En defensa de la dignidad

E
l pasado domingo miles de ciudadanos, en su mayoría jóvenes, salieron a la calle en las principales ciudades españolas para mostrar su indignación frente a los poderes económico y político y con respecto a cómo se ha venido gestionando la crisis por las autoridades (in)competentes. Bajo el lema “No somos mercancía”, la plataforma Democracia Real Ya convocó a todos los indignados a mostrar su disconformidad y ello ha derivado en una serie de concentraciones permanentes que constituyen lo que se ha dado en llamar el movimiento 15 de mayo, el cual ya ha suscitado la reacción de las principales fuerzas políticas y de los medios de comunicación. Así, mientras los partidos políticos que dicen ser de izquierdas hacen guiños a los disidentes, la derecha no ha cejado en su empeño por deslegitimar esta iniciativa, y sus medios afines, que en principio se resistieron a hacerse eco de las protestas, han terminado por arremeter contra estos defensores de la dignidad.
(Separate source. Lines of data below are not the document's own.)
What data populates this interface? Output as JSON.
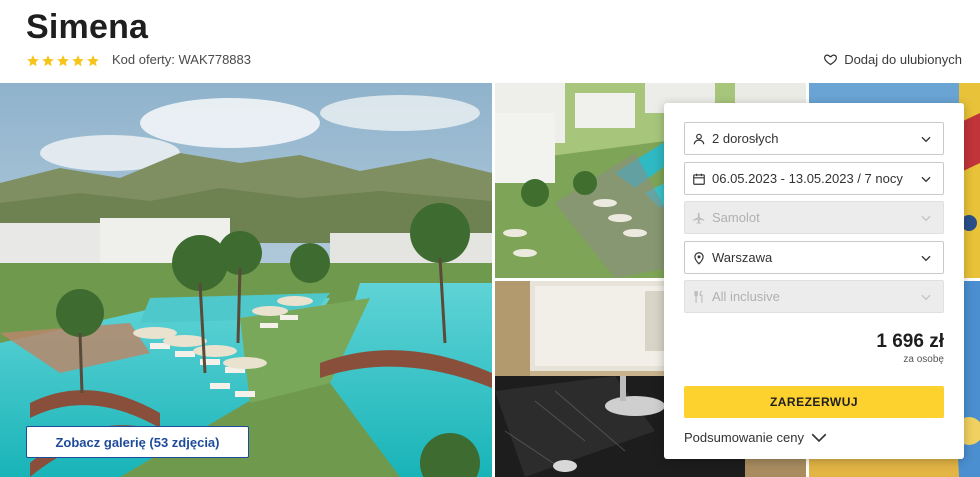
{
  "hotel": {
    "name": "Simena",
    "stars": 5,
    "offer_code": "Kod oferty: WAK778883",
    "favorite_label": "Dodaj do ulubionych"
  },
  "gallery": {
    "button_label": "Zobacz galerię (53 zdjęcia)"
  },
  "booking": {
    "travelers": "2 dorosłych",
    "dates": "06.05.2023 - 13.05.2023 / 7 nocy",
    "transport": "Samolot",
    "departure": "Warszawa",
    "board": "All inclusive",
    "price": "1 696 zł",
    "price_note": "za osobę",
    "book_label": "ZAREZERWUJ",
    "summary_label": "Podsumowanie ceny"
  },
  "colors": {
    "star": "#f7c419",
    "book_button": "#fdd12e",
    "gallery_button": "#1f4b9b"
  },
  "icons": [
    "star-icon",
    "heart-icon",
    "user-icon",
    "calendar-icon",
    "plane-icon",
    "location-pin-icon",
    "cutlery-icon",
    "chevron-down-icon"
  ]
}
            Aunque algunos críticos con el movimiento señalan que las protestas no conducirán a nada, lo cierto es que el asunto ha trascendido las fronteras españolas y ha sido recogido por diversos medios internacionales. Es el caso del diario norteamericano The Washington Post, que habla de “revolución española”. Quizás el término revolución pueda resultar un tanto exagerado, pero desde luego no creo que se pueda decir con fundamento que el movimiento no va a servir para nada. Y es que, de entrada, ha servido para abrir el debate en torno al modelo de democracia que tenemos, el cual, desde el punto de vista de los integrantes del movimiento y de quien suscribe, adolece de graves problemas de legitimidad. Pues si la democracia se basa en el principio de soberanía popular según el cual sólo los ciudadanos tienen la potestad para elaborar las leyes que luego habrán de cumplir, parece claro que nuestro sistema representativo tiene  un serio déficit, ya que no sólo la distancia entre los representantes y los ciudadanos es excesivamente grande, sino que el propio Gobierno reconoce que las leyes que elabora y aprueba después el Parlamento, así como buena parte de las medidas que toma, son en realidad exigencias de los mercados.
            Así las cosas, sobran razones para que nos sintamos indignados. No se trata sólo de que la denominada generación perdida tenga derecho a exigir un futuro. Se trata de que todos los individuos exijamos que se nos reconozca nuestro legítimo derecho a la plena ciudadanía. Ciudadanía que habrá de ser política, con el consiguiente derecho a participar en la vida pública, en la toma de decisiones que nos afectan, pero también económica y social, pues no es posible ejercer los derechos civiles y políticos cuando no se disfruta en las mismas condiciones del acceso a los recursos. Es por ello que si nos tomamos la democracia en serio debemos luchar por la conquista de la efectiva distribución igualitaria de la riqueza y del poder, que, a mi juicio, es en lo que ha de consistir la lucha por la dignidad que los protagonistas del movimiento 15 de mayo defienden.